Naples était aussi et surtout un foyer de culture française (au détriment d’une production littéraire autochtone, qui disparut pendant le long règne des Angevins): on songe ici aux romans en langue d’oïl, qui déterminèrent pour une large part la vocation de narrateur de Boccace. Ses premières œuvres (dans les années 1335-1340), la Caccia di Diana , le Filostrato , le Teseida en vers, le Filocolo en prose, témoignent à des degrés divers de cette influence. Elles inaugurent aussi divers genres narratifs, comme le poème chevaleresque en octaves (Filostrato ). Elles révèlent surtout, malgré leur surcharge en ornements de rhétorique et leur excès d’érudition mythologique (marques d’un apprentissage tout médiéval de l’art d’écrire), le goût précoce de Boccace pour une thématique amoureuse et aventureuse, et donc pour un registre stylistique «moyen», pour ne pas dire mondain, à égale distance de la grande épopée et de la poésie trivialement comique. Dédiées à des lectrices, ces œuvres révèlent aussi la prise en compte d’un large public nourri jusqu’alors de romans français ou des traductions de ceux-ci, ignorant le latin et puisant donc son savoir dans les volgarizzamenti (traductions en langue vulgaire) d’ouvrages didactiques. Un tel choix est plus risqué qu’il n’y paraît, pour un écrivain qui conservera toute sa vie l’ambition de conquérir la gloire par des travaux latins d’érudition – cette érudition dont Pétrarque sera pour lui la vivante incarnation.

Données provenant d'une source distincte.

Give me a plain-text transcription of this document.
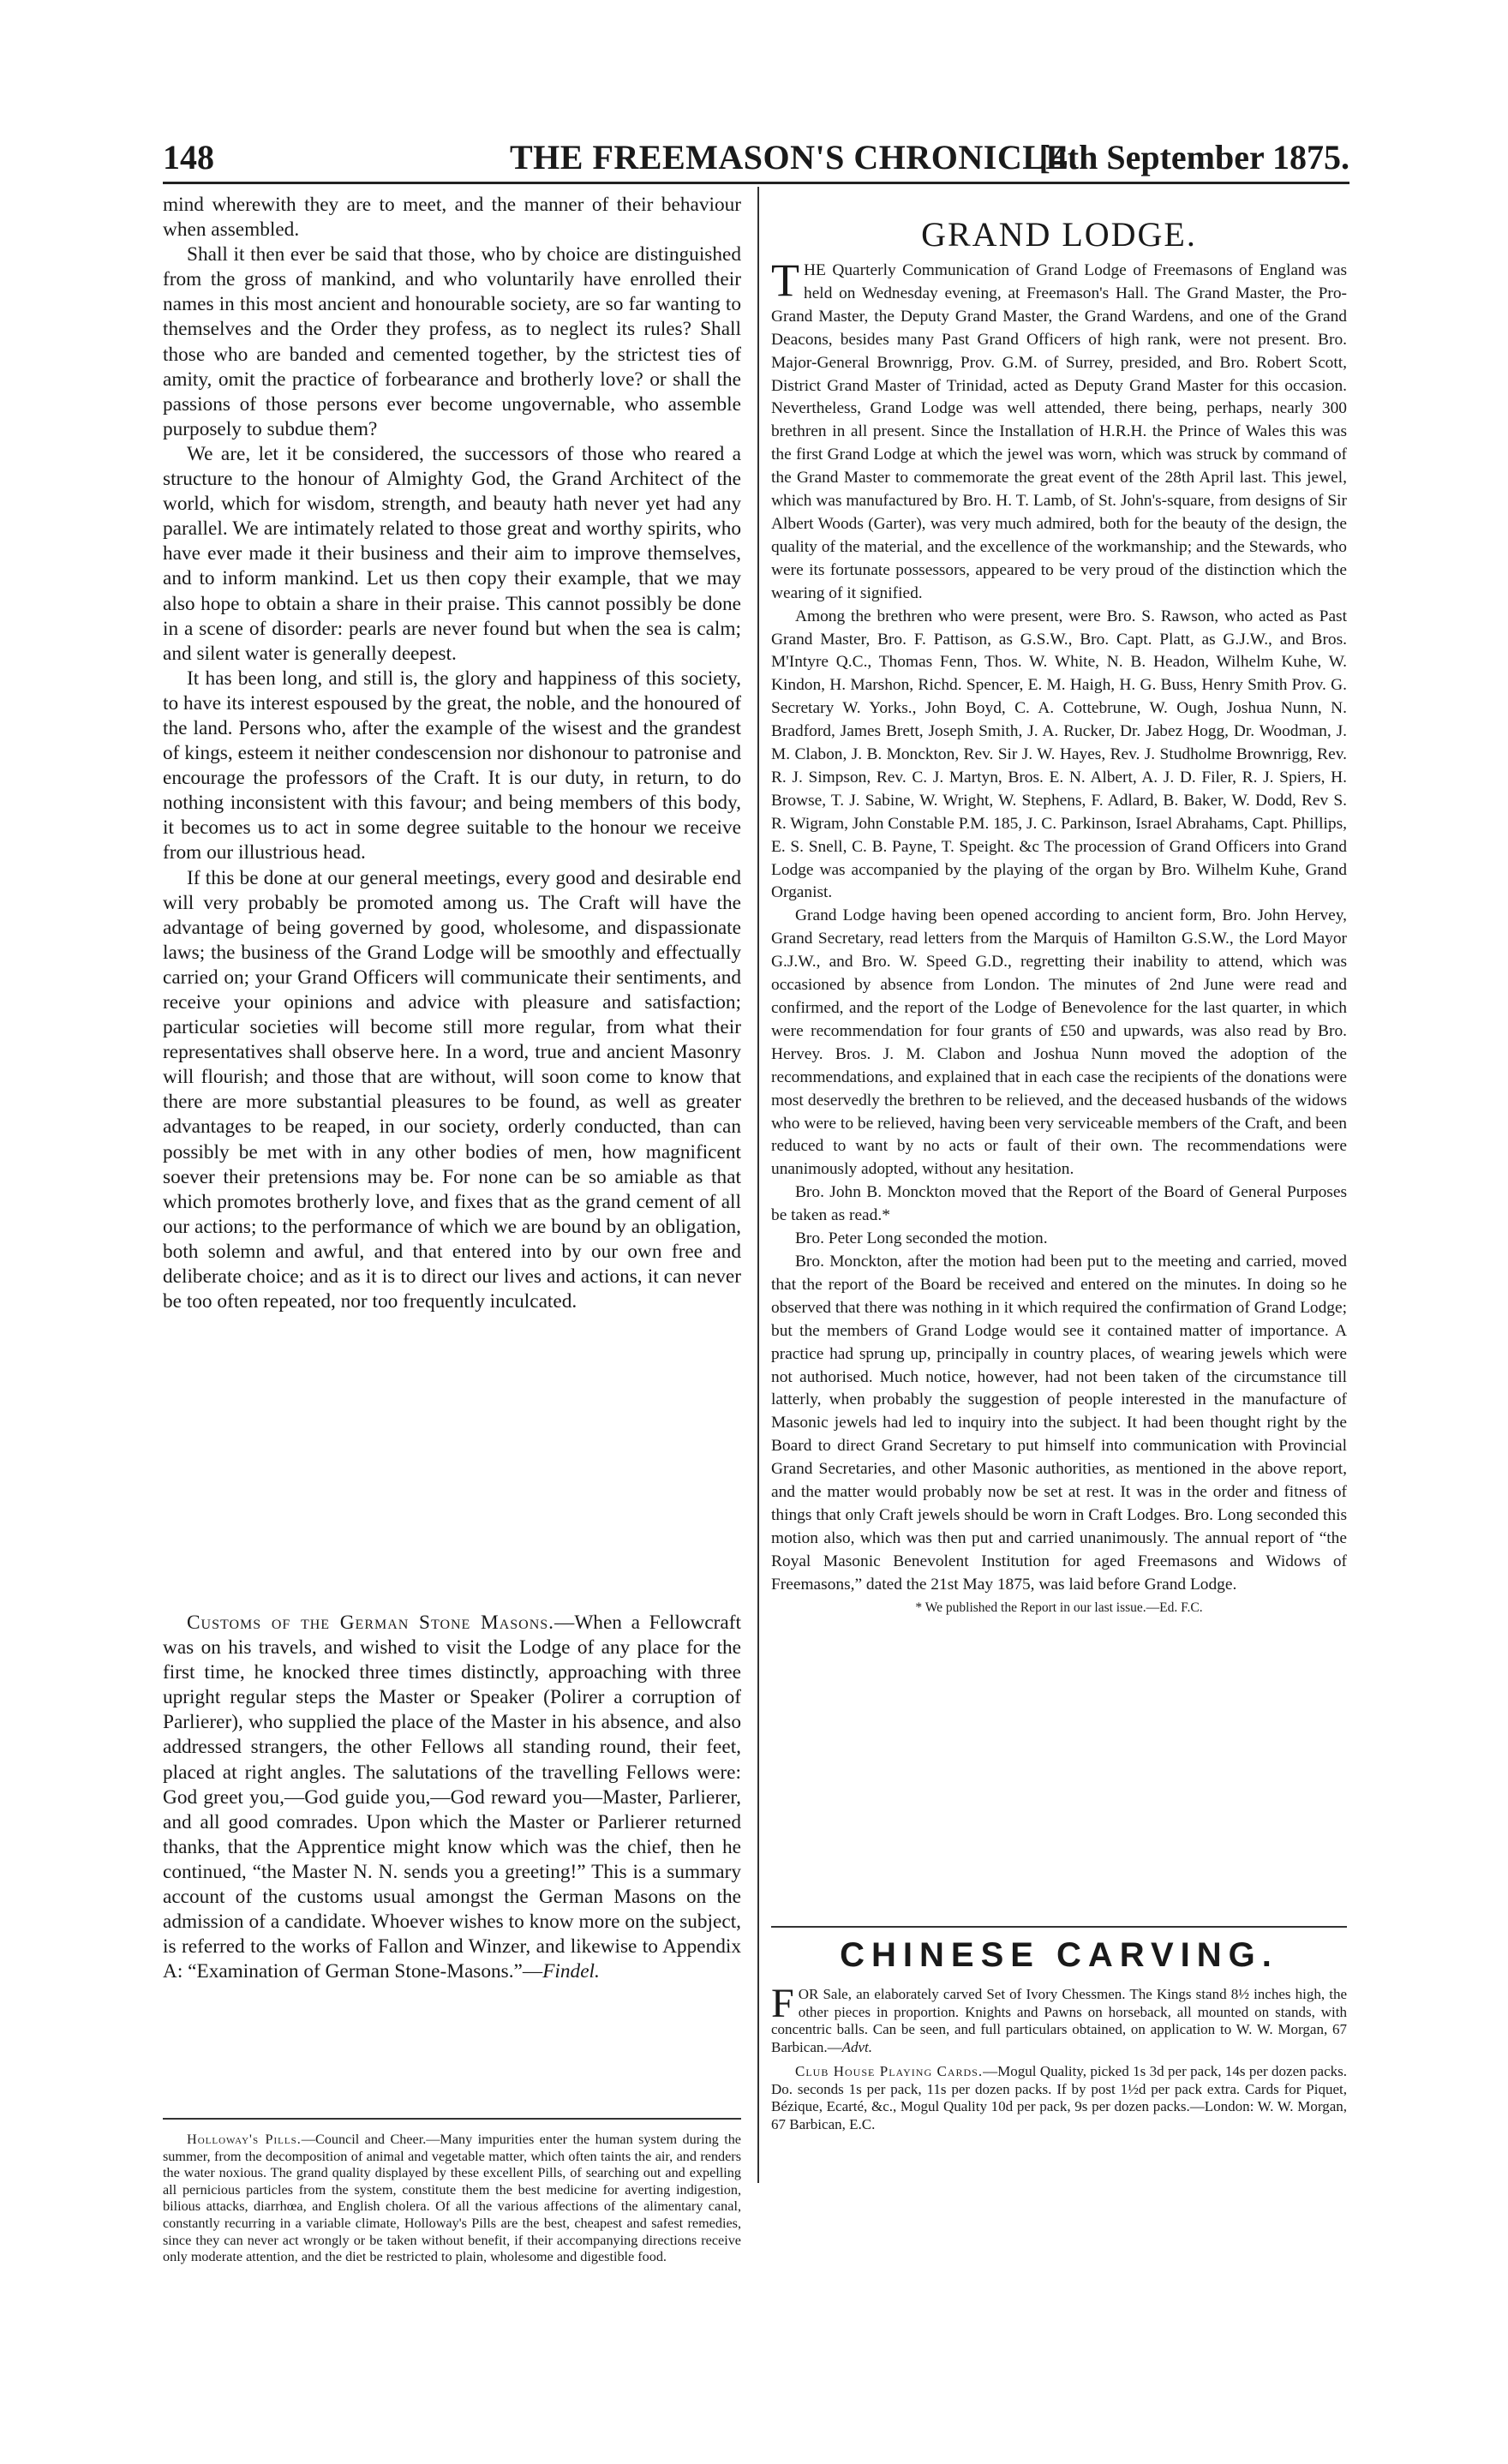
148	THE FREEMASON'S CHRONICLE.
[4th September 1875.

mind wherewith they are to meet, and the manner of their behaviour when assembled.

Shall it then ever be said that those, who by choice are distinguished from the gross of mankind, and who voluntarily have enrolled their names in this most ancient and honourable society, are so far wanting to themselves and the Order they profess, as to neglect its rules? Shall those who are banded and cemented together, by the strictest ties of amity, omit the practice of forbearance and brotherly love? or shall the passions of those persons ever become ungovernable, who assemble purposely to subdue them?

We are, let it be considered, the successors of those who reared a structure to the honour of Almighty God, the Grand Architect of the world, which for wisdom, strength, and beauty hath never yet had any parallel. We are intimately related to those great and worthy spirits, who have ever made it their business and their aim to improve themselves, and to inform mankind. Let us then copy their example, that we may also hope to obtain a share in their praise. This cannot possibly be done in a scene of disorder: pearls are never found but when the sea is calm; and silent water is generally deepest.

It has been long, and still is, the glory and happiness of this society, to have its interest espoused by the great, the noble, and the honoured of the land. Persons who, after the example of the wisest and the grandest of kings, esteem it neither condescension nor dishonour to patronise and encourage the professors of the Craft. It is our duty, in return, to do nothing inconsistent with this favour; and being members of this body, it becomes us to act in some degree suitable to the honour we receive from our illustrious head.

If this be done at our general meetings, every good and desirable end will very probably be promoted among us. The Craft will have the advantage of being governed by good, wholesome, and dispassionate laws; the business of the Grand Lodge will be smoothly and effectually carried on; your Grand Officers will communicate their sentiments, and receive your opinions and advice with pleasure and satisfaction; particular societies will become still more regular, from what their representatives shall observe here. In a word, true and ancient Masonry will flourish; and those that are without, will soon come to know that there are more substantial pleasures to be found, as well as greater advantages to be reaped, in our society, orderly conducted, than can possibly be met with in any other bodies of men, how magnificent soever their pretensions may be. For none can be so amiable as that which promotes brotherly love, and fixes that as the grand cement of all our actions; to the performance of which we are bound by an obligation, both solemn and awful, and that entered into by our own free and deliberate choice; and as it is to direct our lives and actions, it can never be too often repeated, nor too frequently inculcated.

Customs of the German Stone Masons.—When a Fellowcraft was on his travels, and wished to visit the Lodge of any place for the first time, he knocked three times distinctly, approaching with three upright regular steps the Master or Speaker (Polirer a corruption of Parlierer), who supplied the place of the Master in his absence, and also addressed strangers, the other Fellows all standing round, their feet, placed at right angles. The salutations of the travelling Fellows were: God greet you,—God guide you,—God reward you—Master, Parlierer, and all good comrades. Upon which the Master or Parlierer returned thanks, that the Apprentice might know which was the chief, then he continued, “the Master N. N. sends you a greeting!” This is a summary account of the customs usual amongst the German Masons on the admission of a candidate. Whoever wishes to know more on the subject, is referred to the works of Fallon and Winzer, and likewise to Appendix A: “Examination of German Stone-Masons.”—Findel.

Holloway's Pills.—Council and Cheer.—Many impurities enter the human system during the summer, from the decomposition of animal and vegetable matter, which often taints the air, and renders the water noxious. The grand quality displayed by these excellent Pills, of searching out and expelling all pernicious particles from the system, constitute them the best medicine for averting indigestion, bilious attacks, diarrhœa, and English cholera. Of all the various affections of the alimentary canal, constantly recurring in a variable climate, Holloway's Pills are the best, cheapest and safest remedies, since they can never act wrongly or be taken without benefit, if their accompanying directions receive only moderate attention, and the diet be restricted to plain, wholesome and digestible food.

GRAND LODGE.

THE Quarterly Communication of Grand Lodge of Freemasons of England was held on Wednesday evening, at Freemason's Hall. The Grand Master, the Pro-Grand Master, the Deputy Grand Master, the Grand Wardens, and one of the Grand Deacons, besides many Past Grand Officers of high rank, were not present. Bro. Major-General Brownrigg, Prov. G.M. of Surrey, presided, and Bro. Robert Scott, District Grand Master of Trinidad, acted as Deputy Grand Master for this occasion. Nevertheless, Grand Lodge was well attended, there being, perhaps, nearly 300 brethren in all present. Since the Installation of H.R.H. the Prince of Wales this was the first Grand Lodge at which the jewel was worn, which was struck by command of the Grand Master to commemorate the great event of the 28th April last. This jewel, which was manufactured by Bro. H. T. Lamb, of St. John's-square, from designs of Sir Albert Woods (Garter), was very much admired, both for the beauty of the design, the quality of the material, and the excellence of the workmanship; and the Stewards, who were its fortunate possessors, appeared to be very proud of the distinction which the wearing of it signified.

Among the brethren who were present, were Bro. S. Rawson, who acted as Past Grand Master, Bro. F. Pattison, as G.S.W., Bro. Capt. Platt, as G.J.W., and Bros. M'Intyre Q.C., Thomas Fenn, Thos. W. White, N. B. Headon, Wilhelm Kuhe, W. Kindon, H. Marshon, Richd. Spencer, E. M. Haigh, H. G. Buss, Henry Smith Prov. G. Secretary W. Yorks., John Boyd, C. A. Cottebrune, W. Ough, Joshua Nunn, N. Bradford, James Brett, Joseph Smith, J. A. Rucker, Dr. Jabez Hogg, Dr. Woodman, J. M. Clabon, J. B. Monckton, Rev. Sir J. W. Hayes, Rev. J. Studholme Brownrigg, Rev. R. J. Simpson, Rev. C. J. Martyn, Bros. E. N. Albert, A. J. D. Filer, R. J. Spiers, H. Browse, T. J. Sabine, W. Wright, W. Stephens, F. Adlard, B. Baker, W. Dodd, Rev S. R. Wigram, John Constable P.M. 185, J. C. Parkinson, Israel Abrahams, Capt. Phillips, E. S. Snell, C. B. Payne, T. Speight. &c The procession of Grand Officers into Grand Lodge was accompanied by the playing of the organ by Bro. Wilhelm Kuhe, Grand Organist.

Grand Lodge having been opened according to ancient form, Bro. John Hervey, Grand Secretary, read letters from the Marquis of Hamilton G.S.W., the Lord Mayor G.J.W., and Bro. W. Speed G.D., regretting their inability to attend, which was occasioned by absence from London. The minutes of 2nd June were read and confirmed, and the report of the Lodge of Benevolence for the last quarter, in which were recommendation for four grants of £50 and upwards, was also read by Bro. Hervey. Bros. J. M. Clabon and Joshua Nunn moved the adoption of the recommendations, and explained that in each case the recipients of the donations were most deservedly the brethren to be relieved, and the deceased husbands of the widows who were to be relieved, having been very serviceable members of the Craft, and been reduced to want by no acts or fault of their own. The recommendations were unanimously adopted, without any hesitation.

Bro. John B. Monckton moved that the Report of the Board of General Purposes be taken as read.*

Bro. Peter Long seconded the motion.

Bro. Monckton, after the motion had been put to the meeting and carried, moved that the report of the Board be received and entered on the minutes. In doing so he observed that there was nothing in it which required the confirmation of Grand Lodge; but the members of Grand Lodge would see it contained matter of importance. A practice had sprung up, principally in country places, of wearing jewels which were not authorised. Much notice, however, had not been taken of the circumstance till latterly, when probably the suggestion of people interested in the manufacture of Masonic jewels had led to inquiry into the subject. It had been thought right by the Board to direct Grand Secretary to put himself into communication with Provincial Grand Secretaries, and other Masonic authorities, as mentioned in the above report, and the matter would probably now be set at rest. It was in the order and fitness of things that only Craft jewels should be worn in Craft Lodges. Bro. Long seconded this motion also, which was then put and carried unanimously. The annual report of “the Royal Masonic Benevolent Institution for aged Freemasons and Widows of Freemasons,” dated the 21st May 1875, was laid before Grand Lodge.

* We published the Report in our last issue.—Ed. F.C.

CHINESE CARVING.

FOR Sale, an elaborately carved Set of Ivory Chessmen. The Kings stand 8½ inches high, the other pieces in proportion. Knights and Pawns on horseback, all mounted on stands, with concentric balls. Can be seen, and full particulars obtained, on application to W. W. Morgan, 67 Barbican.—Advt.

Club House Playing Cards.—Mogul Quality, picked 1s 3d per pack, 14s per dozen packs. Do. seconds 1s per pack, 11s per dozen packs. If by post 1½d per pack extra. Cards for Piquet, Bézique, Ecarté, &c., Mogul Quality 10d per pack, 9s per dozen packs.—London: W. W. Morgan, 67 Barbican, E.C.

Une conjoncture économique défavorable contraint Boccaccino et sa famille à rentrer à Florence vers la fin de 1340. La situation n’y est guère brillante non plus, en ces années que jalonnent des faillites bancaires (dont celle des Bardi), des troubles politiques et sociaux, des épidémies, dont la plus grave sera la grande peste de 1348-1350. Par ailleurs, la vie intellectuelle florentine connaît une sorte de torpeur provinciale: pas d’université (le Studio fondé en 1321 ne fonctionne qu’épisodiquement), pas de cercle de poètes et de lettrés, pas de bibliothèque royale... Aussi Boccace ressent-il comme une punition et un exil ce retour dans sa ville natale. Même lorsqu’il figurera parmi les notables de Florence, et y jouera un rôle culturel éminent, il continuera à rêver de Naples comme d’un paradis perdu, d’où ses tentatives réitérées et toujours infructueuses de revenir s’y installer. Il cherchera aussi, mais sans résultat durable, à trouver à la cour des seigneurs de Ravenne et de Forlì une «situation» lui permettant de se consacrer à ses travaux.

Érudition et narration

En 1341-1342, Boccace écrit la Comedia delle ninfe fiorentine , œuvre en vers et en prose qui par bien des aspects (notamment le système des récits encadrés) préfigure le Décaméron . Le poème Amorosa Visione (1342), variante terrestre de la vision de Dante, est plus proche des «triomphes» de Pétrarque et de la Renaissance que de son modèle. Le Ninfale fiesolano (1344-1346), également en vers, apparaît comme un mythe «étrusque», dans lequel l’érudition se convertit en un divertissement élégamment champêtre: Boccace se «florentinise» peu à peu. On retiendra surtout l’Elegia di Madonna Fiammetta (1343-1344?). Nouveauté audacieuse, ce roman en prose se présente comme la confession d’une femme, destinée à sa propre consolation ainsi qu’à l’instruction des autres femmes. L’autobiographie amoureuse s’y engage dans une voie résolument psychologique, et même sociologique: ainsi la topique du secret amoureux, transposée de la poésie lyrique dans un espace narratif où intervient la société urbaine, avec ses usages et ses contraintes, acquiert une densité nouvelle, pour ne pas dire un «réalisme» inattendu.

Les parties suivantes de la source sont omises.